Tuesday 31 January 2012

Neolithic sights of Cornwall


Last weekend we went on a short trip to Cornwall. We were there to play a really fun fish-and-chip fuelled show in Falmouth, in a little pub full of nautical paraphernalia on the harbour (our thanks to Luke and Tom for their efforts in putting this show together). However we managed to fit in more than a little sightseeing.

Top of our list were a handful of Neolithic sites. First up, at the very tip of Cornwall was Lanyon Quoit, probably the most famous of these monuments. At between 2500-3500 thousand years old, its position at the edge of a field off a winding road at the top of a hill is inauspicious.


Although smaller than some of the other sites we have seen recently, there was an impressive gravity to this site. Its small size is a relatively new phenomenon because a storm heavily damaged it in 1815 and attempts to reconstruct it were not able to recreate it accurately, as the stones were so badly damaged. Originally the horizontal stone, known as the capstone, was over 7 feet high and a man on a horse could sit underneath. Like many of these stones, its original function is not clear, but the capstone at the top puts it in to the dolmen portal category of stones - which suggests that it is a burial chamber (it is surrounded by barrows). It would be a bleak but remarkable place to bury your dead, at the peak of a hill in a place which feels even now like the end of the world.

Second on our list, and only a short distance from Lanyon Quoit was something completely different - Men an Tol. This monument comprises a highly unusal circular stone (Men an Tol is "the hole stone" in Cornish) and two standing stones in a line. The stones have always attracted superstitious feeling - some saying that they had healing powers. There are many stories of villagers passing sick children through the hole to cure them, and there has been a long held belief that a woman can increase her fertility by passing through the stone. A stern notice on the stile that led into the field warned people that the stones had recently been repaired and to keep away, but the condition of the grass around the hole stone suggested that the latter belief was still in practice.


The site is hidden in a dip on a plateau, and was only identifiable by the small gathering of people with walking poles stood in the field. There was a young fashionable man in tweed talking very loudly and authoritatively about how wonderful it would have been to have lived in one of the cottages that now stand dilapidated and weather beaten in the surrounding fields and how he was trying to renovate one.
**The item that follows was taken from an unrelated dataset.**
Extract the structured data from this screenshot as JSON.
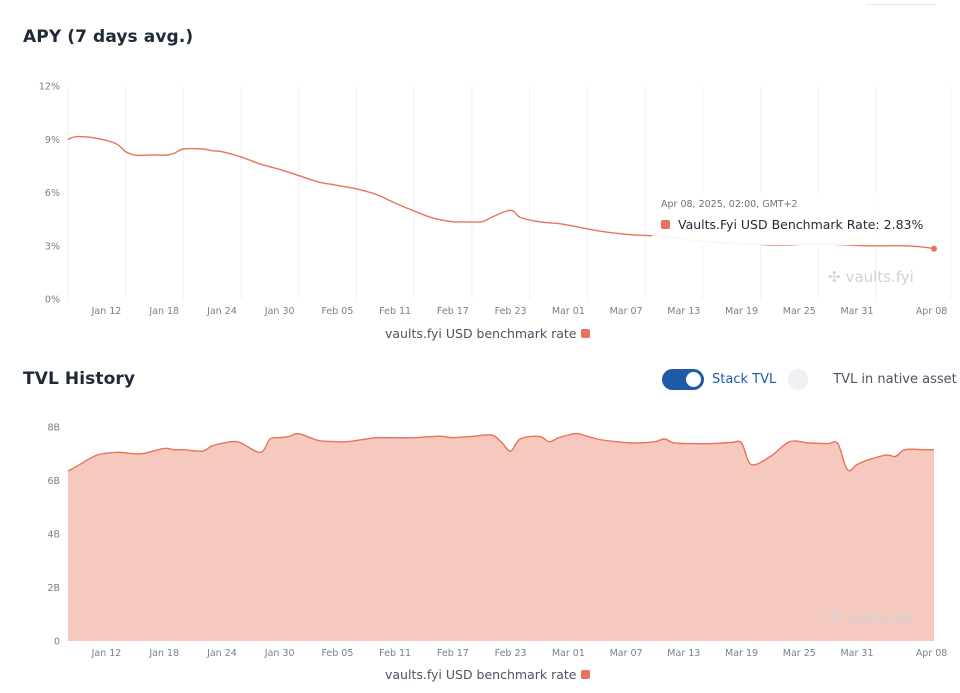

I wondered what the rate of infant mortality was for the Cornish families that so long ago fled these fields and not for the first time this trip considered the romantic myth of rural life.

We continued around the coast and almost by accident drove past the Merry Maidens, a classic stone circle that is unusual because it is perfectly circular. Being frozen in stone was the usual punishment for fun loving neolithic Britons, and these maidens had just been having too much fun, the Christians thought they were punished for having a dance on the Sabbath. Like many of the single stones on this part of the coast, the Merry Maidens is comprised of small but consistently sized stones. We loved the juxtaposition of the stones and the bus stop.